Jeremiah 30:10-11a – Christ's Presence Belies Geography and Emotional Impulse.

10
‘Therefore do not fear, O My servant Jacob,’ says the Lord,
‘Nor be dismayed, O Israel;
For behold, I will save you from afar,
And your seed from the land of their captivity.
Jacob shall return, have rest and be quiet,
And no one shall make him afraid.
11
For I am with you,’ says the Lord, ‘to save you; Jeremiah 3:10-11a, New King James Version

"If you would know experimentally the preciousness of the promises," Spurgeon challenges and invites in Morning and Evening in reference to God's Word, "and enjoy them in your own heart, meditate much upon them. There are promises which are like grapes in the wine-press; if you will tread them the juice will flow. Thinking over the hallowed words will often be the prelude to their fulfillment."

Jeremiah 30:10-11a is preparation in just such discipline, with the preemptive spade work of extracting fear. A future of serving Christ as the Better David is before them, he has said in verse nine. Rather than fulfilling the caprices of a foreign king, they will serve a Friend Whose heart they know. The advance of His kingdom will be the advance of the Kingdom to which they are coheirs, however much of this might be clear to the Old Testament mind.

Because of this impending reality, therefore, fear can be put on notice. Dismay can be driven out. The claims they make, all-consuming as they seem in the moment, bow before King Jesus. Allowing a home for dismay in our hearts, choosing to meditate on the what if's or the what-might-have-been's is to look to the pretensions of false monarchs instead of the authority of Christ and His Word. Even before these temporary rulers are toppled, God says He is about salvation from afar. He can address our fears before the circumstances we are accustomed to prompting them have changed.

Hope seems as vulnerable as a seed, which here also refers to the offspring of those exiles who once did not think they had a future. We can, by God's grace, nurture that hope, and embody that hope for the future in our words and actions as parents, teachers, and disciplers. This kind of steadfast faithfulness BEFORE the political order changed got the faith of Moses' parents recognized in Hebrews 11. They hid the child and relied on the faithfulness of God, the outworking of which they could not yet see.

God is equally able to care for the seed of our hope, small and vulnerable in our eyes compared to that which by habit intimidates us.
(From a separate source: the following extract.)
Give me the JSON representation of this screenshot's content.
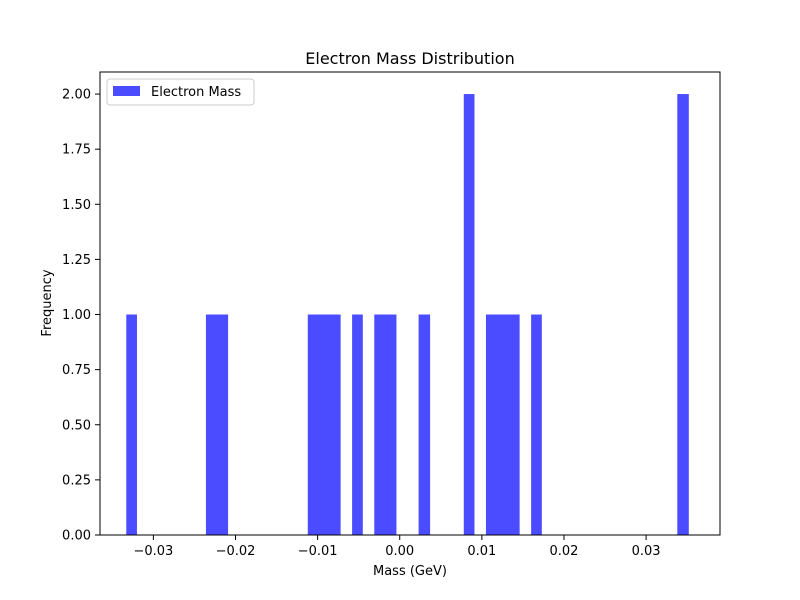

His seed in His hand by His vision can yield thirty, sixty, and one hundred-fold. He is not constrained by the pessimism of our previous disappointments. He is not directed by the overreaction of our nervous system based on traumatized experience. He can grant peace when we think it is out of reach. And when He grants it, no one can take it away. He grants the peace that passes all understanding.

Clinging to that harvest of peace ahead, with Psalm 103, we forget not His benefits, though other thoughts by for the front of our hearts. Whatever destruction has occurred heretofore, we know He is an active Redeemer, that lovingkindness and tender mercies are as habitual with Him as envisioning and enunciating calamities is with us. Needing all the remediation we can get in the realities of faith because we spend so much time mulling its opposite, we inculcate Psalm 16:7-8, determined to be receptive to the counsel our heart gives us in the night, reminding us that whatever the seeming distance He is at our right hand and shall not be moved.

Our sense of His Presence is not determined by the feelings we have tolerated or the thoughts behind them. It is not determined by how far our life path has traversed from the ideal we envisioned. Jeremiah 30:10-11 assures His Presence is intimate and powerful right where we are, able to renew our minds and direct our future.